Stylistics Comparison of Human and AI Writing

Christopher Sean Harris, Evan Krikorian, Tim Tran, Aria Tiscareño, Prince Musimiki, and Katelyn Houston

Conclusion

Limitations and Future Implications

We are reporting on limitations of our study here because they were amplified during our data analysis. Initially, we intended to collect data on items that the Show Readability Statistics feature in the Word grammar checker could reveal and then augment that with R. Haswell’s (1984) Intra-Subject Paired Comparison rubric. The initial data set was thin and did not reveal much about the complexities of style, so we opted to add additional measures from Corbett and Connors (1999): sentence variety and sentence openers. While we examined the distance between the longest and shortest sentences and paragraphs, we could have examined how many sentences were five or ten words more or less than the average, which would have lessened the impact of outliers. Corbett and Connors (1999) presume that average paragraph length of 7.6 sentences indicates the author writes with well-developed paragraphs. However, we have noted that writers can use many words or many sentences yet not say much. For that matter, examining sentence types and types of words would be useful, as in our study we noted that Bard and GPT-4 have their own distinct styles. Does AI write in a feast or famine style, by either employing meaty or bony words?

In an era when antiracist writing assessment and awareness of how computers can erase dialect, Haswell’s rubric is an important tool for assessing writing. The rubric is trend-based but comparative and binary. In a pre/post test environment, the rubric assesses which draft is better, much better, or the same. With human and machine written texts on the same topic, we can easily rate which is better using the rubric. Assessment and devaluations do not need five rating categories and rubrics that fill pages with text. They need to tell raters and students, more importantly, if an essay accomplishes x, y, and z or if one does so better than another, which makes assessment transparent. Based on the reactions of our student researchers, stylistically superior essays may not necessarily be better than their counterparts.

Conclusion

While Google Bard can write more like a human than GPT-4, humans retain their edge over AI writing, and increasingly so as they progress through college, though that edge is not much.
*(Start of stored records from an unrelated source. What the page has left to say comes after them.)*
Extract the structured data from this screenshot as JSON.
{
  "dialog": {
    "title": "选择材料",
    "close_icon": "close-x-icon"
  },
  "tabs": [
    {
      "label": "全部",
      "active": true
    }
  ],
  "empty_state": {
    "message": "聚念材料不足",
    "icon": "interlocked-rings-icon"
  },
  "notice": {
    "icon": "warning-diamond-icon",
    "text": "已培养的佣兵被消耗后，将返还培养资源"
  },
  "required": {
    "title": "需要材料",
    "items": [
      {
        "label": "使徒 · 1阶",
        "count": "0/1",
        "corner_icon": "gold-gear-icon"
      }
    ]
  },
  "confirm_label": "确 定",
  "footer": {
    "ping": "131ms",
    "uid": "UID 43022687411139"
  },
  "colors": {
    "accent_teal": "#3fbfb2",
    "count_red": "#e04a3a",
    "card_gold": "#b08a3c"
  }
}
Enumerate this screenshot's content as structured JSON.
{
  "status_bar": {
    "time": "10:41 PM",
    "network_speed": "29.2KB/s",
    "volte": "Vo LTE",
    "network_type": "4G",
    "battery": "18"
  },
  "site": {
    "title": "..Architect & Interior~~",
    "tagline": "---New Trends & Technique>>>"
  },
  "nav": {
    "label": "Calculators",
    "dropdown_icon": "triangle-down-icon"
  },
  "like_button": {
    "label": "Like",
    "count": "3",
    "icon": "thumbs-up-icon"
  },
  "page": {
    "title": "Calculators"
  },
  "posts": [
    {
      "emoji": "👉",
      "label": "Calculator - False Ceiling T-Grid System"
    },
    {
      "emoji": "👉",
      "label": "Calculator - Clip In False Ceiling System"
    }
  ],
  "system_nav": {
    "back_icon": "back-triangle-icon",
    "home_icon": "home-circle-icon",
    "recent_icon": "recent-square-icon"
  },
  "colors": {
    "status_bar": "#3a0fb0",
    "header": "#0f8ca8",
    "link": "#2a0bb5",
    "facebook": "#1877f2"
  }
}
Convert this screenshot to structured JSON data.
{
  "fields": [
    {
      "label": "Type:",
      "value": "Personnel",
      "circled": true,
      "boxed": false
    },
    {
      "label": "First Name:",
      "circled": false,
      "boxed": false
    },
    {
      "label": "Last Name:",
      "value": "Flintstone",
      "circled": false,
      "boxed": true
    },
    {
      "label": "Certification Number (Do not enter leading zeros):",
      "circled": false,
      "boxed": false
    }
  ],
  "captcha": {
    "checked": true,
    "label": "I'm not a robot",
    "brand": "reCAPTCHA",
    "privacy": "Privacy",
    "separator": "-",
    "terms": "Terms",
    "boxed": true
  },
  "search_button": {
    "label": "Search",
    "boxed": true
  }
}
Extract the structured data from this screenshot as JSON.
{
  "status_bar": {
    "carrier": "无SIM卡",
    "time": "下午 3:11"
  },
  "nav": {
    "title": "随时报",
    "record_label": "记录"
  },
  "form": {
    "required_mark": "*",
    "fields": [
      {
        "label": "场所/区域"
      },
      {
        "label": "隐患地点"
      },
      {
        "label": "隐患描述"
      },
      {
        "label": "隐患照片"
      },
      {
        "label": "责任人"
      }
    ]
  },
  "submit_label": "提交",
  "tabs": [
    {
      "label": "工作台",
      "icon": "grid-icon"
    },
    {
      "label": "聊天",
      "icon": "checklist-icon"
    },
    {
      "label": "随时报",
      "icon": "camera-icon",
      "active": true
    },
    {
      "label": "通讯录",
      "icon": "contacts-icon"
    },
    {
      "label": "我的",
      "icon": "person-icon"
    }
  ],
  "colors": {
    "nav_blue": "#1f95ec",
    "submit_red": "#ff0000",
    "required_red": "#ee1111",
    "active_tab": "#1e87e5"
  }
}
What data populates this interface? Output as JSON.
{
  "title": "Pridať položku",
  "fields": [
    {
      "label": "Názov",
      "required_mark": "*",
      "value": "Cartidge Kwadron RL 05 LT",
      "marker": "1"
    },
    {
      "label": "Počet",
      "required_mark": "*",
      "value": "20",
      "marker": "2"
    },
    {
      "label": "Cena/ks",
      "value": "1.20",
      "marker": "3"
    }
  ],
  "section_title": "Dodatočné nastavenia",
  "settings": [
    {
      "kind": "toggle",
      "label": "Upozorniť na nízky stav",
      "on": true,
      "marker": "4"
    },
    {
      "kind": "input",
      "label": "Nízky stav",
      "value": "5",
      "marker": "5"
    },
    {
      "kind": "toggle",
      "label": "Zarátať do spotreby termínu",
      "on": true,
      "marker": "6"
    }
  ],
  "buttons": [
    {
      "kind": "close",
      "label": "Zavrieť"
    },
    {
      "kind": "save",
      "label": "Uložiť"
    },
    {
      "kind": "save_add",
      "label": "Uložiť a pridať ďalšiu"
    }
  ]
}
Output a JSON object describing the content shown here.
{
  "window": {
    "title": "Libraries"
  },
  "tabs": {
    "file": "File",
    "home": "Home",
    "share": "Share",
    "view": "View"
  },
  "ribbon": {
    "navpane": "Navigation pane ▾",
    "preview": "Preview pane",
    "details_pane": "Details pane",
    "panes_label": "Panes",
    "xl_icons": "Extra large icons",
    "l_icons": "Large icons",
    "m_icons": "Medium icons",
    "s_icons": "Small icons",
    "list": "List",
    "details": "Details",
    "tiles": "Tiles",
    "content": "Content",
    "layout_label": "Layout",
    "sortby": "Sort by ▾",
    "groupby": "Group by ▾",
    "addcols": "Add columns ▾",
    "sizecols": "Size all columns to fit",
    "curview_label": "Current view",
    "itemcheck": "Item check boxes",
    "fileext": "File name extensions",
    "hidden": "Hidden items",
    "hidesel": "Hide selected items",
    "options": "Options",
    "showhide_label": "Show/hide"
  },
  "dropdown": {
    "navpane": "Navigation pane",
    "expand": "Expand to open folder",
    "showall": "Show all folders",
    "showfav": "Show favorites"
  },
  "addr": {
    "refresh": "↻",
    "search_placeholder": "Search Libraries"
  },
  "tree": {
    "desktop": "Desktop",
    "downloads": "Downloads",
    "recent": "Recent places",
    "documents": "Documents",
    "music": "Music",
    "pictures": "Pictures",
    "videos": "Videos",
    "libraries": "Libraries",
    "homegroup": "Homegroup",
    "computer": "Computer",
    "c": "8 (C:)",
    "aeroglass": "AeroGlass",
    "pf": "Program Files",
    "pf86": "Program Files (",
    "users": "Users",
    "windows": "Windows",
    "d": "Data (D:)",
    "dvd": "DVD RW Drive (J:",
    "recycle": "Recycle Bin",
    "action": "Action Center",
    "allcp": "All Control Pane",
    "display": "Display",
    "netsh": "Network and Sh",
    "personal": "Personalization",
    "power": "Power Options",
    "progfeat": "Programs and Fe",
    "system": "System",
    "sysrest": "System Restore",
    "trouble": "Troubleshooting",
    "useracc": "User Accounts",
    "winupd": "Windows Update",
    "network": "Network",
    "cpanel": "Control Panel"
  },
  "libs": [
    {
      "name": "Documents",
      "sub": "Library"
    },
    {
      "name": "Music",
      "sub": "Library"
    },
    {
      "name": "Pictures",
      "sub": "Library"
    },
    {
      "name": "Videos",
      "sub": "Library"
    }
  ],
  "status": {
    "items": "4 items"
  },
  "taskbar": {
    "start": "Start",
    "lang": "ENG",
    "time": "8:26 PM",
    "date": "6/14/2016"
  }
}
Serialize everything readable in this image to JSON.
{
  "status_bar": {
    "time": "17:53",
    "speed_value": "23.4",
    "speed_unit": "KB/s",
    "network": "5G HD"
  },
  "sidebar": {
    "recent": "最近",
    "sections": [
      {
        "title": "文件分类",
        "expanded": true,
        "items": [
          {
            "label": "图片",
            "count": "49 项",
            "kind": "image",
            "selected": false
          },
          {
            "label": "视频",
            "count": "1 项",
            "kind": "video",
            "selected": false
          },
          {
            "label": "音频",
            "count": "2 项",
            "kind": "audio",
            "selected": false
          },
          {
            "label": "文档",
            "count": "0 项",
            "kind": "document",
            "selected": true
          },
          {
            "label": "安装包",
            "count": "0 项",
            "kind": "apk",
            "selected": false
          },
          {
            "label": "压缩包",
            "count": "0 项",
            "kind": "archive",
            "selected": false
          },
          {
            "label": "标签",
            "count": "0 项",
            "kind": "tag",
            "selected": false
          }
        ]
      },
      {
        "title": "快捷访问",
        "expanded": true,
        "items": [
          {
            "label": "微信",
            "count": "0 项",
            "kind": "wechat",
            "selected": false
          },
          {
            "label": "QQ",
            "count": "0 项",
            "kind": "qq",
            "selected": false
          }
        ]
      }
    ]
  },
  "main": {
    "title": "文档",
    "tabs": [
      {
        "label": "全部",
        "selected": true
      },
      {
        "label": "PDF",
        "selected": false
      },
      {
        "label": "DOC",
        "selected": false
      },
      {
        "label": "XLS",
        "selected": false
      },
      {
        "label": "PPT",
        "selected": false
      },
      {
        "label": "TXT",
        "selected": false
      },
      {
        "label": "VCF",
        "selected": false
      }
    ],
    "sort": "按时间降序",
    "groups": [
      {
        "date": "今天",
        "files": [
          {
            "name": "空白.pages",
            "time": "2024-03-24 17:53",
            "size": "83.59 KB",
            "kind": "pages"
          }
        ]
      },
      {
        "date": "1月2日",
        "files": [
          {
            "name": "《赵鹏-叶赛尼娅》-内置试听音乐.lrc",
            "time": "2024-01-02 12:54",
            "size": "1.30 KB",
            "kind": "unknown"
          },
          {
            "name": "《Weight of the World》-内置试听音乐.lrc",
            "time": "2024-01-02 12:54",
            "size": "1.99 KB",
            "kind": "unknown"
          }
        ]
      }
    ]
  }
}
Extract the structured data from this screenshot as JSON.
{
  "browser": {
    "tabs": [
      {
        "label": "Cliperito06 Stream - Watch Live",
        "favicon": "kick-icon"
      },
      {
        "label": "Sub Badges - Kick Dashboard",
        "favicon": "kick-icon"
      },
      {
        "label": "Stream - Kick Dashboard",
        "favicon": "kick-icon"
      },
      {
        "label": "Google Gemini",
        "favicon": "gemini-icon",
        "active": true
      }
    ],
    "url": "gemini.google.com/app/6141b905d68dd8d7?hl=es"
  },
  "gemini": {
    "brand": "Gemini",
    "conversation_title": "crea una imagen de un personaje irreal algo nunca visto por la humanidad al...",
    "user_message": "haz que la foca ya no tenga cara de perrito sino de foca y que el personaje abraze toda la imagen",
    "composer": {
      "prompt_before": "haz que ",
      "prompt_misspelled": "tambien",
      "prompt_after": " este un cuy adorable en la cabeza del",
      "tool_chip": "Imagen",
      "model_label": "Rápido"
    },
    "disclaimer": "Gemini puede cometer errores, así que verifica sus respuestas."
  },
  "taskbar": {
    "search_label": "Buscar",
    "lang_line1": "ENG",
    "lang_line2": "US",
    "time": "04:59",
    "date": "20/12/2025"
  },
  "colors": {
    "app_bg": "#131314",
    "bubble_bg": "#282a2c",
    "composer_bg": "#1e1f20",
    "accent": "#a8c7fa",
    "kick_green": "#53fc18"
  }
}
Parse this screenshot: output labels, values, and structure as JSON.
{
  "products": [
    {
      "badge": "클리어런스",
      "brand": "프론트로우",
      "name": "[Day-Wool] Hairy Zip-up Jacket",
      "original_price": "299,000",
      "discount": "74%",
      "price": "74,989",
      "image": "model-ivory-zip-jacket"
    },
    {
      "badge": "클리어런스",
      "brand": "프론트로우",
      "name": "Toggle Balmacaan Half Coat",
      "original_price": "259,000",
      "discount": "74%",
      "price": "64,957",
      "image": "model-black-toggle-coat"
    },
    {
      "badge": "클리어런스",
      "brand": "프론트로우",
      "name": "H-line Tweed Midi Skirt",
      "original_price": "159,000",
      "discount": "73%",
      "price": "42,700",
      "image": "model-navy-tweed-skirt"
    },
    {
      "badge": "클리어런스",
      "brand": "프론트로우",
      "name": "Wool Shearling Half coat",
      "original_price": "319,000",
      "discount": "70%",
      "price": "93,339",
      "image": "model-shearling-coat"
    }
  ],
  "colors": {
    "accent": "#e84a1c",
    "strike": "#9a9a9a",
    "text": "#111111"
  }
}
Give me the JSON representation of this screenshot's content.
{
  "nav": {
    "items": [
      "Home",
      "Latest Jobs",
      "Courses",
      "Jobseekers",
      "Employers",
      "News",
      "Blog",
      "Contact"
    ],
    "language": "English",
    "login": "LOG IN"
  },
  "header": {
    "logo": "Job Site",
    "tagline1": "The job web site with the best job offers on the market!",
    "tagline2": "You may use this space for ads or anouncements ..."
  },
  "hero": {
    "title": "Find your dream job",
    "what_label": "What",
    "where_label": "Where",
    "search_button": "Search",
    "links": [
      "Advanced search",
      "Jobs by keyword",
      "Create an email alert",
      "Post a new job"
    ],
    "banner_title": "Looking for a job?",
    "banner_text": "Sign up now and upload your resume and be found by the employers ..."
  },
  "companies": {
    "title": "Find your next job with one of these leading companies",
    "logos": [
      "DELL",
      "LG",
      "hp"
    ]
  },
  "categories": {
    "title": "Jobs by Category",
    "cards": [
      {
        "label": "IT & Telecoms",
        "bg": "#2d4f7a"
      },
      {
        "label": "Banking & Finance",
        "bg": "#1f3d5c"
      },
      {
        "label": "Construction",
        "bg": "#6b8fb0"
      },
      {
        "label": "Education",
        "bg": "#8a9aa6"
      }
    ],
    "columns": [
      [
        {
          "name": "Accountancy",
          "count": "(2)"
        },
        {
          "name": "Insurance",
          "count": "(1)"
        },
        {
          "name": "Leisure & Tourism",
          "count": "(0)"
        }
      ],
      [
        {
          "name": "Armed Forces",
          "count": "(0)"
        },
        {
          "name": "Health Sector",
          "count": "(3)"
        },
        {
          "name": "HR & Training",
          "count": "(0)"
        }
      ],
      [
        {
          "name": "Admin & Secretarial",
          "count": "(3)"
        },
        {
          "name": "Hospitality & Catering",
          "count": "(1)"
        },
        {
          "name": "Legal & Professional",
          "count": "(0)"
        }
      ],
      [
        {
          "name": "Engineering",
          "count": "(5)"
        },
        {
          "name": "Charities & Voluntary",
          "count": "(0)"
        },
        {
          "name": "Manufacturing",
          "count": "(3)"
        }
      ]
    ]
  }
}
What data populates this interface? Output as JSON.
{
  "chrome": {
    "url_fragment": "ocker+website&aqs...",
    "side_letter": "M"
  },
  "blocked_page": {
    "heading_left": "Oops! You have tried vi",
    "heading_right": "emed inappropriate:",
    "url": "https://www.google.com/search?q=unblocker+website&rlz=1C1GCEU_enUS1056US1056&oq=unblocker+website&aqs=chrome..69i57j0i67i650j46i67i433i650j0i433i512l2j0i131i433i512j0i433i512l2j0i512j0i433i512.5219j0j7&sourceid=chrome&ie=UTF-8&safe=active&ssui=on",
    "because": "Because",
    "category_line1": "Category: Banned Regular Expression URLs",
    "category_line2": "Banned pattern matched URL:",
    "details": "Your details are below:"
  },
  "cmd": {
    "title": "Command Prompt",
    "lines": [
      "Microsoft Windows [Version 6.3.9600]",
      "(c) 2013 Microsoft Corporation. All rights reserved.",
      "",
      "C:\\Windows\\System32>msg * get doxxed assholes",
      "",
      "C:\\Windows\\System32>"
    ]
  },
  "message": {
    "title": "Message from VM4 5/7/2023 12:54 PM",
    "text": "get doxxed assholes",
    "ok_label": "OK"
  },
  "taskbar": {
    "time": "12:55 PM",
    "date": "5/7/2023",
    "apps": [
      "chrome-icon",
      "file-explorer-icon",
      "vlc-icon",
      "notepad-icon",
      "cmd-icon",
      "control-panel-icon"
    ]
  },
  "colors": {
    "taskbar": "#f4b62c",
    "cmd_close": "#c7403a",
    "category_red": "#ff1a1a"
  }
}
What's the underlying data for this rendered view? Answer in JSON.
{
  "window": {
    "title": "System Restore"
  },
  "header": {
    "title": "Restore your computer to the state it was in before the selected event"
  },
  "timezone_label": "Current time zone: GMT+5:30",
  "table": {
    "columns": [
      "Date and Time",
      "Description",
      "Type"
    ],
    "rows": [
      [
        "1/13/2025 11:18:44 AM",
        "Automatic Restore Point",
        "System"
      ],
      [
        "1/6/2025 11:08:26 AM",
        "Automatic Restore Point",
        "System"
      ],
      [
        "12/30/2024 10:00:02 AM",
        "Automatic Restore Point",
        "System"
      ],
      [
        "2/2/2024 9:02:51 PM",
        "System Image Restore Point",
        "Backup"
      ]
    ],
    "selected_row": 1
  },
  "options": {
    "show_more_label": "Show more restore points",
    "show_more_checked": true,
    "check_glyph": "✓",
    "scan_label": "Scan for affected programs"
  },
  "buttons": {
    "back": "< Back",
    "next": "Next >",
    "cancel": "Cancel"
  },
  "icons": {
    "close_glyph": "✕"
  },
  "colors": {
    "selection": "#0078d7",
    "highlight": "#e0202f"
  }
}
While the conclusion needs more study, we found that humans wrote more meaningful texts than AI and AI is less flexible in its stylistic variety. Further studies need to be conducted on human perceptions of quality in AI writing, and this small study would benefit from replication with different populations.

Evan concludes that converting each artificially- and human-produced essay into quantifiable data yielded more surprises than he was expecting. Although his earlier reflection proceeding the data collection approached AI as a largely-overblown issue, he realizes now that there may be more issues than what we may think in our composition classrooms. The biggest concern is how these AI models outpace our freshman composition students while being outmatched by the senior-standing and graduate students. Months earlier, models like ChatGPT could barely compete with high school-level composition, but now? In catching up to (and, for certain students, “surpassing”) the writing expectations and typical conventions of these beginning college students, I worry greatly about when and what “threshold” AI will reach before its generative capabilities finally plateau. If (or when) artificial intelligence does supersede the writing caliber of all of our students, will this problem be so big as to be approachable? Or will humans finally “best” AI, not in winning the battle for higher-quality writing, but for their ability to continue producing (and defining) “average” writing?

Note: To compensate the planet for the energy and we used and carbon we emitted to create AI texts, we purchased five tons of carbon credit. We intend to share our AI-generated texts with the WAC Clearinghouse AI resource page curated by Anna Mills so others can avoid the detrimental environmental impact of employing AI computational power.